Moeldoko menjadi pembicara bersama musisi Iwan Fals di hadapan puluhan anggota OI (Orang Indonesia). Ia pun lalu memamerkan suaranya.
SCROLL TO CONTINUE WITH CONTENT
Dalam kesempatan ini mantan Pangdam Siliwangi ini mengapresiasi karya-karya Iwan Fals. Ia menyebut Iwan sebagai seorang empu.
"Saya bisa memahami dan mengikuti, menghargai lagu dan kegiatan mas Iwan Fals sehingga saya melihat bagian dari visi dan misi yang telah dilakukan. Saya ikuti dengan baik. Lagu Di Bawah Tiang Bendera sungguh lagu ini bisa merefleksikan keadaan pada tahun 1996," Moeldoko memaparkan.

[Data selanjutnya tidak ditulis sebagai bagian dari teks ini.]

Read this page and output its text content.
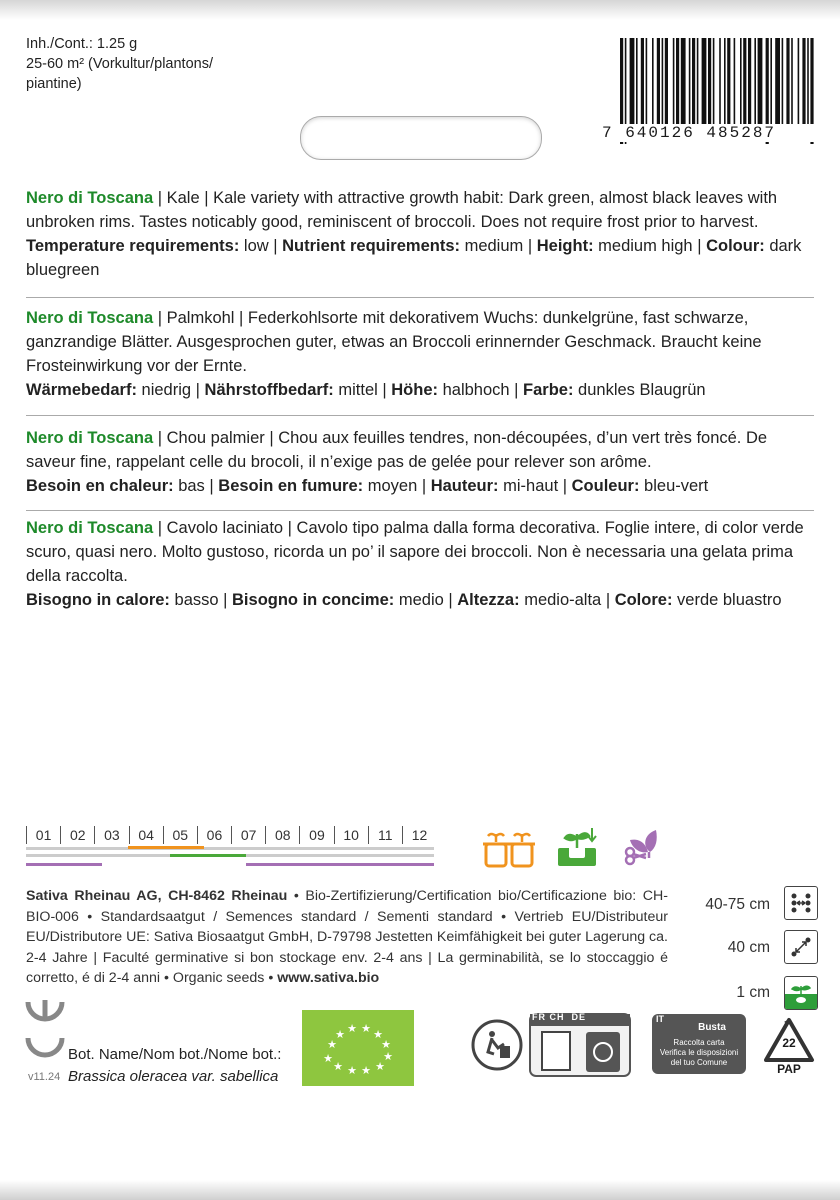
Inh./Cont.: 1.25 g
25-60 m² (Vorkultur/plantons/
piantine)
7 640126 485287
Nero di Toscana | Kale | Kale variety with attractive growth habit: Dark green, almost black leaves with unbroken rims. Tastes noticably good, reminiscent of broccoli. Does not require frost prior to harvest.
Temperature requirements: low | Nutrient requirements: medium | Height: medium high | Colour: dark bluegreen
Nero di Toscana | Palmkohl | Federkohlsorte mit dekorativem Wuchs: dunkelgrüne, fast schwarze, ganzrandige Blätter. Ausgesprochen guter, etwas an Broccoli erinnernder Geschmack. Braucht keine Frosteinwirkung vor der Ernte.
Wärmebedarf: niedrig | Nährstoffbedarf: mittel | Höhe: halbhoch | Farbe: dunkles Blaugrün
Nero di Toscana | Chou palmier | Chou aux feuilles tendres, non-découpées, d’un vert très foncé. De saveur fine, rappelant celle du brocoli, il n’exige pas de gelée pour relever son arôme.
Besoin en chaleur: bas | Besoin en fumure: moyen | Hauteur: mi-haut | Couleur: bleu-vert
Nero di Toscana | Cavolo laciniato | Cavolo tipo palma dalla forma decorativa. Foglie intere, di color verde scuro, quasi nero. Molto gustoso, ricorda un po’ il sapore dei broccoli. Non è necessaria una gelata prima della raccolta.
Bisogno in calore: basso | Bisogno in concime: medio | Altezza: medio-alta | Colore: verde bluastro
01	02	03	04	05	06	07	08	09	10	11	12
Sativa Rheinau AG, CH-8462 Rheinau • Bio-Zertifizierung/Certification bio/Certificazione bio: CH-BIO-006 • Standardsaatgut / Semences standard / Sementi standard • Vertrieb EU/Distributeur EU/Distributore UE: Sativa Biosaatgut GmbH, D-79798 Jestetten Keimfähigkeit bei guter Lagerung ca. 2-4 Jahre | Faculté germinative si bon stockage env. 2-4 ans | La germinabilità, se lo stoccaggio é corretto, é di 2-4 anni • Organic seeds • www.sativa.bio
40-75 cm
40 cm
1 cm
Bot. Name/Nom bot./Nome bot.:
Brassica oleracea var. sabellica
v11.24
★
★
★ ★ ★ ★
★
★
★
★
★
★
FR CH DE	IT
Busta
Raccolta carta
Verifica le disposizioni
del tuo Comune
22
PAP
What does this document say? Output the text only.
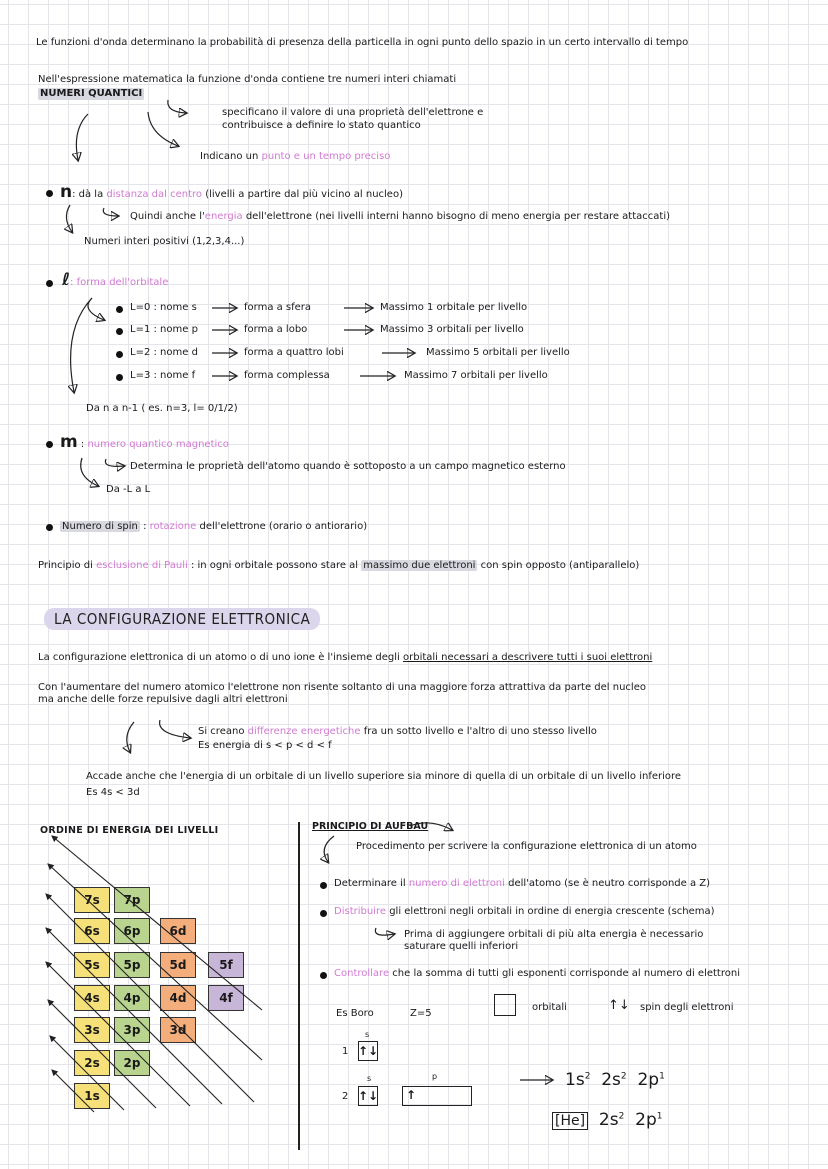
Le funzioni d'onda determinano la probabilità di presenza della particella in ogni punto dello spazio in un certo intervallo di tempo
Nell'espressione matematica la funzione d'onda contiene tre numeri interi chiamati
NUMERI QUANTICI
specificano il valore di una proprietà dell'elettrone e
contribuisce a definire lo stato quantico
Indicano un punto e un tempo preciso
n: dà la distanza dal centro (livelli a partire dal più vicino al nucleo)
Quindi anche l'energia dell'elettrone (nei livelli interni hanno bisogno di meno energia per restare attaccati)
Numeri interi positivi (1,2,3,4...)
ℓ: forma dell'orbitale
L=0 : nome s	forma a sfera	Massimo 1 orbitale per livello
L=1 : nome p	forma a lobo	Massimo 3 orbitali per livello
L=2 : nome d	forma a quattro lobi	Massimo 5 orbitali per livello
L=3 : nome f	forma complessa	Massimo 7 orbitali per livello
Da n a n-1 ( es. n=3, l= 0/1/2)
m : numero quantico magnetico
Determina le proprietà dell'atomo quando è sottoposto a un campo magnetico esterno
Da -L a L
Numero di spin : rotazione dell'elettrone (orario o antiorario)
Principio di esclusione di Pauli : in ogni orbitale possono stare al massimo due elettroni con spin opposto (antiparallelo)
LA CONFIGURAZIONE ELETTRONICA
La configurazione elettronica di un atomo o di uno ione è l'insieme degli orbitali necessari a descrivere tutti i suoi elettroni
Con l'aumentare del numero atomico l'elettrone non risente soltanto di una maggiore forza attrattiva da parte del nucleo
ma anche delle forze repulsive dagli altri elettroni
Si creano differenze energetiche fra un sotto livello e l'altro di uno stesso livello
Es energia di s < p < d < f
Accade anche che l'energia di un orbitale di un livello superiore sia minore di quella di un orbitale di un livello inferiore
Es 4s < 3d
ORDINE DI ENERGIA DEI LIVELLI
7s	7p
6s	6p	6d
5s	5p	5d	5f
4s	4p	4d	4f
3s	3p	3d
2s	2p
1s
PRINCIPIO DI AUFBAU
Procedimento per scrivere la configurazione elettronica di un atomo
Determinare il numero di elettroni dell'atomo (se è neutro corrisponde a Z)
Distribuire gli elettroni negli orbitali in ordine di energia crescente (schema)
Prima di aggiungere orbitali di più alta energia è necessario
saturare quelli inferiori
Controllare che la somma di tutti gli esponenti corrisponde al numero di elettroni
Es Boro	Z=5
orbitali	↑↓ spin degli elettroni
s
1 ↑↓
s	p
2 ↑↓ ↑
$1s^2$ $2s^2$ $2p^1$
[He] $2s^2$ $2p^1$
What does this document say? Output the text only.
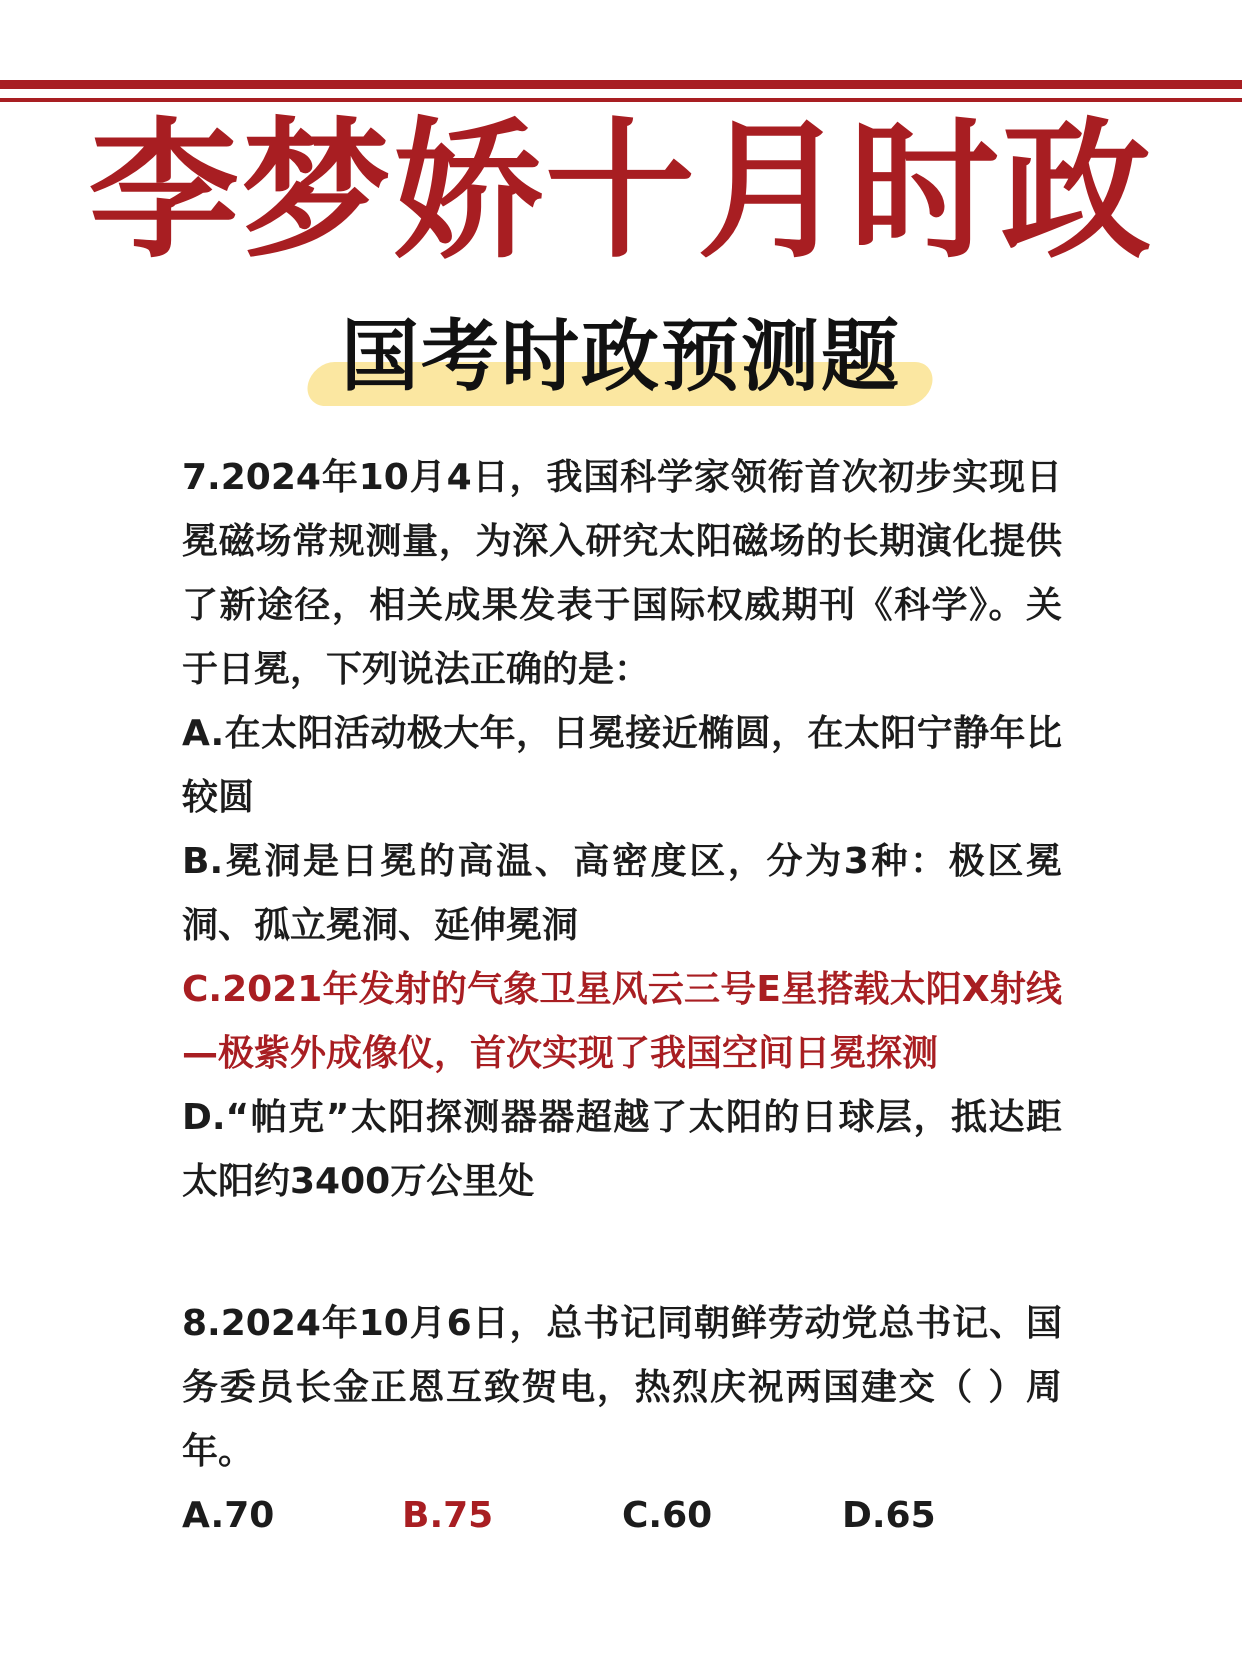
李梦娇十月时政
国考时政预测题

7.2024年10月4日，我国科学家领衔首次初步实现日冕磁场常规测量，为深入研究太阳磁场的长期演化提供了新途径，相关成果发表于国际权威期刊《科学》。关于日冕，下列说法正确的是：

A.在太阳活动极大年，日冕接近椭圆，在太阳宁静年比较圆

B.冕洞是日冕的高温、高密度区，分为3种：极区冕洞、孤立冕洞、延伸冕洞

C.2021年发射的气象卫星风云三号E星搭载太阳X射线—极紫外成像仪，首次实现了我国空间日冕探测

D.“帕克”太阳探测器器超越了太阳的日球层，抵达距太阳约3400万公里处

8.2024年10月6日，总书记同朝鲜劳动党总书记、国务委员长金正恩互致贺电，热烈庆祝两国建交（ ）周年。

A.70	B.75	C.60	D.65
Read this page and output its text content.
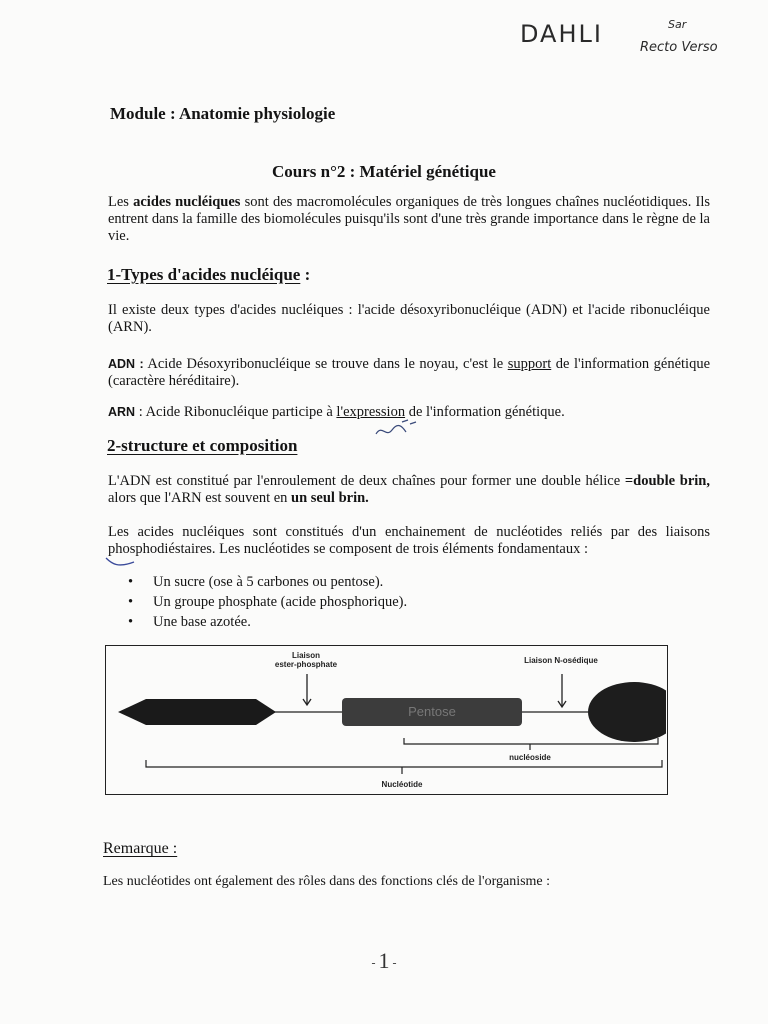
DAHLI	Sar
Recto Verso
Module : Anatomie physiologie
Cours n°2 : Matériel génétique
Les acides nucléiques sont des macromolécules organiques de très longues chaînes nucléotidiques. Ils entrent dans la famille des biomolécules puisqu'ils sont d'une très grande importance dans le règne de la vie.
1-Types d'acides nucléique :
Il existe deux types d'acides nucléiques : l'acide désoxyribonucléique (ADN) et l'acide ribonucléique (ARN).
ADN : Acide Désoxyribonucléique se trouve dans le noyau, c'est le support de l'information génétique (caractère héréditaire).
ARN : Acide Ribonucléique participe à l'expression de l'information génétique.
2-structure et composition
L'ADN est constitué par l'enroulement de deux chaînes pour former une double hélice =double brin, alors que l'ARN est souvent en un seul brin.
Les acides nucléiques sont constitués d'un enchainement de nucléotides reliés par des liaisons phosphodiéstaires. Les nucléotides se composent de trois éléments fondamentaux :
• Un sucre (ose à 5 carbones ou pentose).
• Un groupe phosphate (acide phosphorique).
• Une base azotée.
Liaison
ester-phosphate	Liaison N-osédique
Pentose
nucléoside
Nucléotide
Remarque :
Les nucléotides ont également des rôles dans des fonctions clés de l'organisme :
- 1 -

"Inilah visi dari empu Iwan Fals di mana empu yang bisa menjangkau dan menginspirasi negeri ini," sambung Jenderal Bintang 4 itu.
Sementara itu menurut Moeldoko misi dari Iwan Fals sendiri adalah bagaiana Iwan bisa menjawab isu-isi global seperti perubahan iklim dengan mengajak melakukan penghijauan dan mengajak TNI untuk menjaga lingkungan. Menurutnya hal tersebut pantas dihormati.
"Jika OI berjumlah 8,7 juta orang saya tambahkan 500 ribu anggota TNI untuk masuk OI karena untuk masuk prajurit harus sama seperti OI, harus orang Indonesia," tambah Moeldoko.
Musik menurut Moeldoko dapat memberikan kesejukan. Ia pun mencontohkan bagaimana tentara TNI yang selalu menyanyikan lagu Kemesraan yang juga sempat dibawakan Iwan Fals dalam setiap kegiatan ramah-tamah.
"Lagu kemesraan selalu digunakan dalam acara TNI yang bersifat senang seperti sertijab, saat kita happy-happy. Kalau dulu satu sisi kita jengkel dengan Iwan Fals (karena kritikan pedas) tapi kita pakai lagunya. Tapi jengkelnya dulu, sekarang tidak," canda Moeldoko yang juga memberi alat biopori kepada Iwan sebagai simbol pecinta lingkungan.